• Challenges and priorities of physician-led and hospital-led ACOs sharply differ.
  • 2018 program departures were significantly higher among small, physician-led ACOs.
  • CMS process changes are needed to accelerate participation and the move to performance-based risk, advocates say.

April 1—A newly released survey found very different challenges for accountable care organizations (ACOs) depending on whether they are led by physicians or hospitals. The revelation followed an increase in the dropout rate among physician-led entities.

The latest ACO feedback came from a Leavitt Partners survey of 203 such organizations. It found that the leading challenges for physician-led ACOs included:

  • Quality of data provided by payers (53 percent)
  • Ability to design and implement care delivery changes (38 percent)
  • Participation—or the prospect of participation—in mandatory downside risk (32 percent)

In contrast, the leading challenges for hospital-led ACOs included:

  • Difficulty aligning physician compensation with value-based contracts (63 percent)
  • Ability to design and implement care delivery changes (57 percent)
  • Quality of data provided by payers (36 percent)

The survey findings may help explain why more physician-led ACOs departed the Medicare Shared Savings Program (MSSP) at the end of 2018.

Overall, 74 ACOs dropped out at the end of 2018, representing 13 percent of Medicare ACOs. Among small, physician-led ACOs, the dropout rate was 21 percent, according to a recent analysis.

ACO Program Changes

The departures followed an overhaul of the MSSP that aimed to accelerate the transition of participants to downside financial risk.

Ironically, the recent changes aimed to ease participation for smaller, physician-led ACOs. Under the new rules, they theoretically are more likely than hospital-led ACOs to achieve shared savings (and higher per capita savings for Medicare) and to perform better on quality measures (including patient experience measures).

The new rules also allowed more time for low-revenue ACOs to transition to downside financial risk and lowered the cap on downside risk as a share of revenue.

A possible factor in the departure rates of small, physician-led ACOs was the recent finding that only 42 percent of physician-led ACOs will likely qualify as low-revenue (as will only 52 percent of physician-led ACOs with fewer than 10,000 covered lives).
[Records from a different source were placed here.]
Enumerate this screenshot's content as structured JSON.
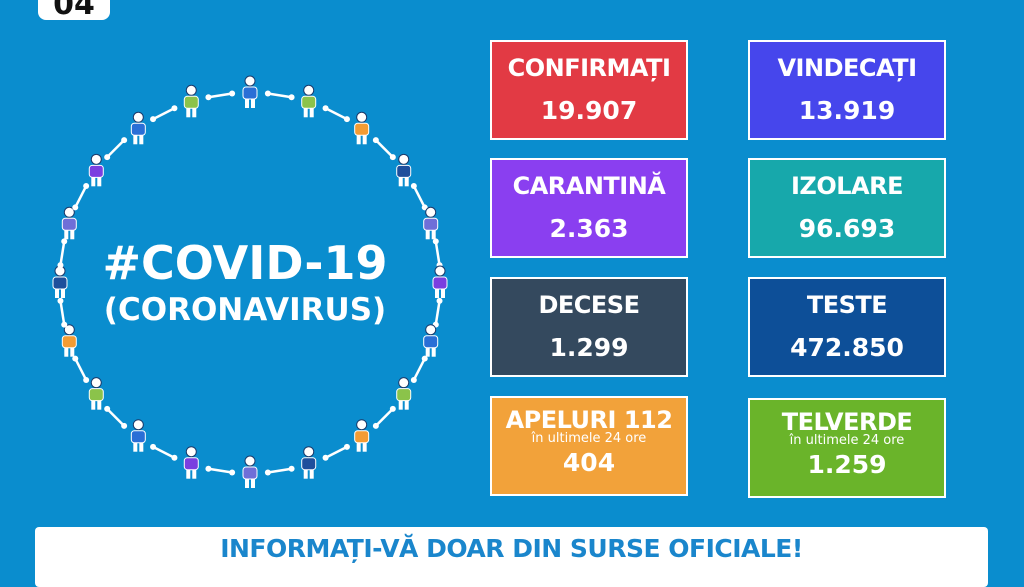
{
  "date_badge": "04",
  "headline": {
    "line1": "#COVID-19",
    "line2": "(CORONAVIRUS)"
  },
  "stats": [
    {
      "label": "CONFIRMAȚI",
      "value": "19.907",
      "color": "#e23a44"
    },
    {
      "label": "VINDECAȚI",
      "value": "13.919",
      "color": "#4646ec"
    },
    {
      "label": "CARANTINĂ",
      "value": "2.363",
      "color": "#8a3ff0"
    },
    {
      "label": "IZOLARE",
      "value": "96.693",
      "color": "#17a8ab"
    },
    {
      "label": "DECESE",
      "value": "1.299",
      "color": "#34495e"
    },
    {
      "label": "TESTE",
      "value": "472.850",
      "color": "#0d4f98"
    },
    {
      "label": "APELURI 112",
      "sub": "în ultimele 24 ore",
      "value": "404",
      "color": "#f2a23a"
    },
    {
      "label": "TELVERDE",
      "sub": "în ultimele 24 ore",
      "value": "1.259",
      "color": "#6ab42a"
    }
  ],
  "banner": {
    "text": "INFORMAȚI-VĂ DOAR DIN SURSE OFICIALE!"
  },
  "figure_colors": [
    "#2a6fd6",
    "#8bc34a",
    "#f39c34",
    "#1e4f9c",
    "#6f6fd8",
    "#7a3fe0"
  ]
}
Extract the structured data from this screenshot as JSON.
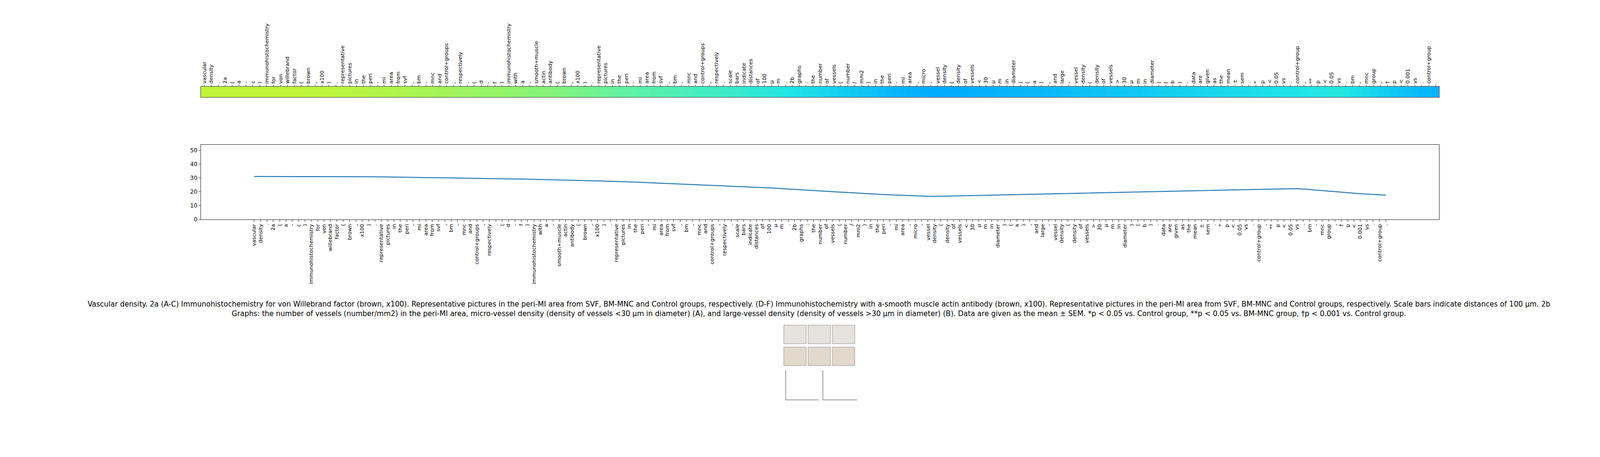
{
  "chart_data": [
    {
      "type": "heatmap",
      "tick_labels": "x",
      "categories": [
        "vascular",
        "density",
        ".",
        "2a",
        "(",
        "a",
        "-",
        "c",
        ")",
        "immunohistochemistry",
        "for",
        "von",
        "willebrand",
        "factor",
        "(",
        "brown",
        ",",
        "x100",
        ")",
        ".",
        "representative",
        "pictures",
        "in",
        "the",
        "peri",
        "-",
        "mi",
        "area",
        "from",
        "svf",
        ",",
        "bm",
        "-",
        "mnc",
        "and",
        "control+groups",
        ",",
        "respectively",
        ".",
        "(",
        "d",
        "-",
        "f",
        ")",
        "immunohistochemistry",
        "with",
        "a",
        "-",
        "smooth+muscle",
        "actin",
        "antibody",
        "(",
        "brown",
        ",",
        "x100",
        ")",
        ".",
        "representative",
        "pictures",
        "in",
        "the",
        "peri",
        "-",
        "mi",
        "area",
        "from",
        "svf",
        ",",
        "bm",
        "-",
        "mnc",
        "and",
        "control+groups",
        ",",
        "respectively",
        ".",
        "scale",
        "bars",
        "indicate",
        "distances",
        "of",
        "100",
        "μ",
        "m",
        ".",
        "2b",
        "graphs",
        ":",
        "the",
        "number",
        "of",
        "vessels",
        "(",
        "number",
        "/",
        "mm2",
        ")",
        "in",
        "the",
        "peri",
        "-",
        "mi",
        "area",
        ",",
        "micro",
        "-",
        "vessel",
        "density",
        "(",
        "density",
        "of",
        "vessels",
        "<",
        "30",
        "μ",
        "m",
        "in",
        "diameter",
        ")",
        "(",
        "a",
        ")",
        ",",
        "and",
        "large",
        "-",
        "vessel",
        "density",
        "(",
        "density",
        "of",
        "vessels",
        ">",
        "30",
        "μ",
        "m",
        "in",
        "diameter",
        ")",
        "(",
        "b",
        ")",
        ".",
        "data",
        "are",
        "given",
        "as",
        "the",
        "mean",
        "±",
        "sem",
        ".",
        "*",
        "p",
        "<",
        "0.05",
        "vs",
        ".",
        "control+group",
        ",",
        "**",
        "p",
        "<",
        "0.05",
        "vs",
        ".",
        "bm",
        "-",
        "mnc",
        "group",
        ",",
        "†",
        "p",
        "<",
        "0.001",
        "vs",
        ".",
        "control+group",
        "."
      ],
      "values": [
        31.0,
        31.0,
        31.0,
        31.0,
        31.0,
        31.0,
        31.0,
        31.0,
        31.0,
        31.0,
        31.0,
        31.0,
        31.0,
        31.0,
        31.0,
        30.9,
        30.9,
        30.9,
        30.9,
        30.8,
        30.8,
        30.7,
        30.6,
        30.6,
        30.5,
        30.4,
        30.4,
        30.3,
        30.2,
        30.2,
        30.1,
        30.0,
        30.0,
        29.9,
        29.8,
        29.7,
        29.6,
        29.5,
        29.5,
        29.4,
        29.3,
        29.2,
        29.2,
        29.1,
        29.0,
        28.9,
        28.8,
        28.7,
        28.6,
        28.5,
        28.4,
        28.2,
        28.1,
        28.0,
        27.9,
        27.7,
        27.6,
        27.4,
        27.3,
        27.1,
        26.9,
        26.8,
        26.6,
        26.4,
        26.3,
        26.1,
        25.9,
        25.8,
        25.6,
        25.4,
        25.2,
        25.0,
        24.8,
        24.6,
        24.4,
        24.2,
        24.0,
        23.8,
        23.5,
        23.3,
        23.1,
        22.8,
        22.6,
        22.3,
        22.0,
        21.8,
        21.5,
        21.2,
        21.0,
        20.7,
        20.4,
        20.1,
        19.8,
        19.6,
        19.3,
        19.0,
        18.8,
        18.5,
        18.3,
        18.0,
        17.8,
        17.6,
        17.4,
        17.2,
        17.0,
        16.9,
        16.8,
        16.7,
        16.8,
        16.9,
        17.0,
        17.1,
        17.2,
        17.3,
        17.4,
        17.5,
        17.6,
        17.7,
        17.7,
        17.8,
        17.9,
        18.0,
        18.1,
        18.2,
        18.3,
        18.4,
        18.5,
        18.6,
        18.7,
        18.8,
        18.9,
        19.0,
        19.1,
        19.2,
        19.3,
        19.4,
        19.6,
        19.7,
        19.8,
        19.9,
        20.0,
        20.1,
        20.2,
        20.3,
        20.4,
        20.5,
        20.6,
        20.7,
        20.8,
        20.9,
        21.0,
        21.1,
        21.2,
        21.3,
        21.4,
        21.5,
        21.6,
        21.7,
        21.8,
        21.9,
        22.0,
        22.1,
        22.2,
        22.2,
        22.3,
        22.0,
        21.6,
        21.2,
        20.8,
        20.4,
        20.0,
        19.6,
        19.2,
        18.9,
        18.6,
        18.3,
        18.0,
        17.8,
        17.5
      ]
    },
    {
      "type": "line",
      "color": "#1f77b4",
      "grid": false,
      "ylim": [
        0,
        54
      ],
      "yticks": [
        0,
        10,
        20,
        30,
        40,
        50
      ],
      "categories": [
        "vascular",
        "density",
        ".",
        "2a",
        "(",
        "a",
        "-",
        "c",
        ")",
        "immunohistochemistry",
        "for",
        "von",
        "willebrand",
        "factor",
        "(",
        "brown",
        ",",
        "x100",
        ")",
        ".",
        "representative",
        "pictures",
        "in",
        "the",
        "peri",
        "-",
        "mi",
        "area",
        "from",
        "svf",
        ",",
        "bm",
        "-",
        "mnc",
        "and",
        "control+groups",
        ",",
        "respectively",
        ".",
        "(",
        "d",
        "-",
        "f",
        ")",
        "immunohistochemistry",
        "with",
        "a",
        "-",
        "smooth+muscle",
        "actin",
        "antibody",
        "(",
        "brown",
        ",",
        "x100",
        ")",
        ".",
        "representative",
        "pictures",
        "in",
        "the",
        "peri",
        "-",
        "mi",
        "area",
        "from",
        "svf",
        ",",
        "bm",
        "-",
        "mnc",
        "and",
        "control+groups",
        ",",
        "respectively",
        ".",
        "scale",
        "bars",
        "indicate",
        "distances",
        "of",
        "100",
        "μ",
        "m",
        ".",
        "2b",
        "graphs",
        ":",
        "the",
        "number",
        "of",
        "vessels",
        "(",
        "number",
        "/",
        "mm2",
        ")",
        "in",
        "the",
        "peri",
        "-",
        "mi",
        "area",
        ",",
        "micro",
        "-",
        "vessel",
        "density",
        "(",
        "density",
        "of",
        "vessels",
        "<",
        "30",
        "μ",
        "m",
        "in",
        "diameter",
        ")",
        "(",
        "a",
        ")",
        ",",
        "and",
        "large",
        "-",
        "vessel",
        "density",
        "(",
        "density",
        "of",
        "vessels",
        ">",
        "30",
        "μ",
        "m",
        "in",
        "diameter",
        ")",
        "(",
        "b",
        ")",
        ".",
        "data",
        "are",
        "given",
        "as",
        "the",
        "mean",
        "±",
        "sem",
        ".",
        "*",
        "p",
        "<",
        "0.05",
        "vs",
        ".",
        "control+group",
        ",",
        "**",
        "p",
        "<",
        "0.05",
        "vs",
        ".",
        "bm",
        "-",
        "mnc",
        "group",
        ",",
        "†",
        "p",
        "<",
        "0.001",
        "vs",
        ".",
        "control+group",
        "."
      ],
      "values": [
        31.0,
        31.0,
        31.0,
        31.0,
        31.0,
        31.0,
        31.0,
        31.0,
        31.0,
        31.0,
        31.0,
        31.0,
        31.0,
        31.0,
        31.0,
        30.9,
        30.9,
        30.9,
        30.9,
        30.8,
        30.8,
        30.7,
        30.6,
        30.6,
        30.5,
        30.4,
        30.4,
        30.3,
        30.2,
        30.2,
        30.1,
        30.0,
        30.0,
        29.9,
        29.8,
        29.7,
        29.6,
        29.5,
        29.5,
        29.4,
        29.3,
        29.2,
        29.2,
        29.1,
        29.0,
        28.9,
        28.8,
        28.7,
        28.6,
        28.5,
        28.4,
        28.2,
        28.1,
        28.0,
        27.9,
        27.7,
        27.6,
        27.4,
        27.3,
        27.1,
        26.9,
        26.8,
        26.6,
        26.4,
        26.3,
        26.1,
        25.9,
        25.8,
        25.6,
        25.4,
        25.2,
        25.0,
        24.8,
        24.6,
        24.4,
        24.2,
        24.0,
        23.8,
        23.5,
        23.3,
        23.1,
        22.8,
        22.6,
        22.3,
        22.0,
        21.8,
        21.5,
        21.2,
        21.0,
        20.7,
        20.4,
        20.1,
        19.8,
        19.6,
        19.3,
        19.0,
        18.8,
        18.5,
        18.3,
        18.0,
        17.8,
        17.6,
        17.4,
        17.2,
        17.0,
        16.9,
        16.8,
        16.7,
        16.8,
        16.9,
        17.0,
        17.1,
        17.2,
        17.3,
        17.4,
        17.5,
        17.6,
        17.7,
        17.7,
        17.8,
        17.9,
        18.0,
        18.1,
        18.2,
        18.3,
        18.4,
        18.5,
        18.6,
        18.7,
        18.8,
        18.9,
        19.0,
        19.1,
        19.2,
        19.3,
        19.4,
        19.6,
        19.7,
        19.8,
        19.9,
        20.0,
        20.1,
        20.2,
        20.3,
        20.4,
        20.5,
        20.6,
        20.7,
        20.8,
        20.9,
        21.0,
        21.1,
        21.2,
        21.3,
        21.4,
        21.5,
        21.6,
        21.7,
        21.8,
        21.9,
        22.0,
        22.1,
        22.2,
        22.2,
        22.3,
        22.0,
        21.6,
        21.2,
        20.8,
        20.4,
        20.0,
        19.6,
        19.2,
        18.9,
        18.6,
        18.3,
        18.0,
        17.8,
        17.5
      ]
    }
  ],
  "caption": [
    "Vascular density. 2a (A-C) Immunohistochemistry for von Willebrand factor (brown, x100). Representative pictures in the peri-MI area from SVF, BM-MNC and Control groups, respectively. (D-F) Immunohistochemistry with a-smooth muscle actin antibody (brown, x100). Representative pictures in the peri-MI area from SVF, BM-MNC and Control groups, respectively. Scale bars indicate distances of 100 μm. 2b",
    "Graphs: the number of vessels (number/mm2) in the peri-MI area, micro-vessel density (density of vessels <30 μm in diameter) (A), and large-vessel density (density of vessels >30 μm in diameter) (B). Data are given as the mean ± SEM. *p < 0.05 vs. Control group, **p < 0.05 vs. BM-MNC group, †p < 0.001 vs. Control group."
  ]
}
How Departures Match Up with Expectations

Overall departures at the end of 2018 were lower than predicted by the ACO survey, but physician-led departures were greater.

Overall, 47 percent of ACOs reported in the 2018 survey that they were not at all or slightly likely to exit due to mandated downside risk, while 18 percent were moderately likely to exit and 35 percent were very or extremely likely.

The 2018 survey also found ACOs led by integrated systems or hospitals were much more likely to say they would exit the program if required to take on risk, compared with physician-led ACOs (48 percent vs. 18 percent).

How Approaches Differ by ACO Type

Physician-led ACOs also reported different priorities and challenges than ACOs led by integrated systems or hospitals.

“Most ACOs focus on care delivery changes and cost reduction initiatives that will not negatively impact their own clinical service revenue,” the survey authors wrote.

For example, most physician-led ACOs reported that they prioritize reducing avoidable emergency department (ED) services and inpatient admissions (81 percent) and readmissions (65 percent).

In contrast, only 57 percent of ACOs led by integrated systems or hospitals prioritize reducing ED services or inpatient admissions, while 50 percent aim to reduce downstream expenditures such as post-acute care.

That deviation in priority, according to survey authors, was “presumably because reducing ED and inpatient utilization in integrated system/hospital-led ACOs would cause the ACO to forgo more revenue than any shared savings they might earn through successful ACO performance. It’s these inherent differences in organizational structure that change the incentives for different ACOs and result in ACOs taking divergent paths towards achieving the triple aim.”

Regulatory Changes Sought

The latest ACO data came as the National Association of ACOs and seven other provider advocacy organizations pressed CMS to increase transparency and predictability for ACOs and other types of alternative payment models (APMs).

In a March 26 letter, the organizations sought changes that included:

  • Adopting a public process for the development of new APMs
  • Implementing model changes in a “clear and public manner”
  • Refraining from making midyear changes, which have a significant programmatic or financial impact on model participants

“We believe that public communication of model design elements and eliminating mandatory midyear changes would improve providers’ ability to evaluate and compare options while still allowing the [Center for Medicare and Medicaid Innovation] to be nimble and flexible, consistent with its mission,” the letter wrote. “Affording stakeholders an opportunity to provide feedback will strengthen the model portfolio over the long term and create stability and predictability that supports moving away from fee-for-service and fosters the movement to higher levels of risk and reward.”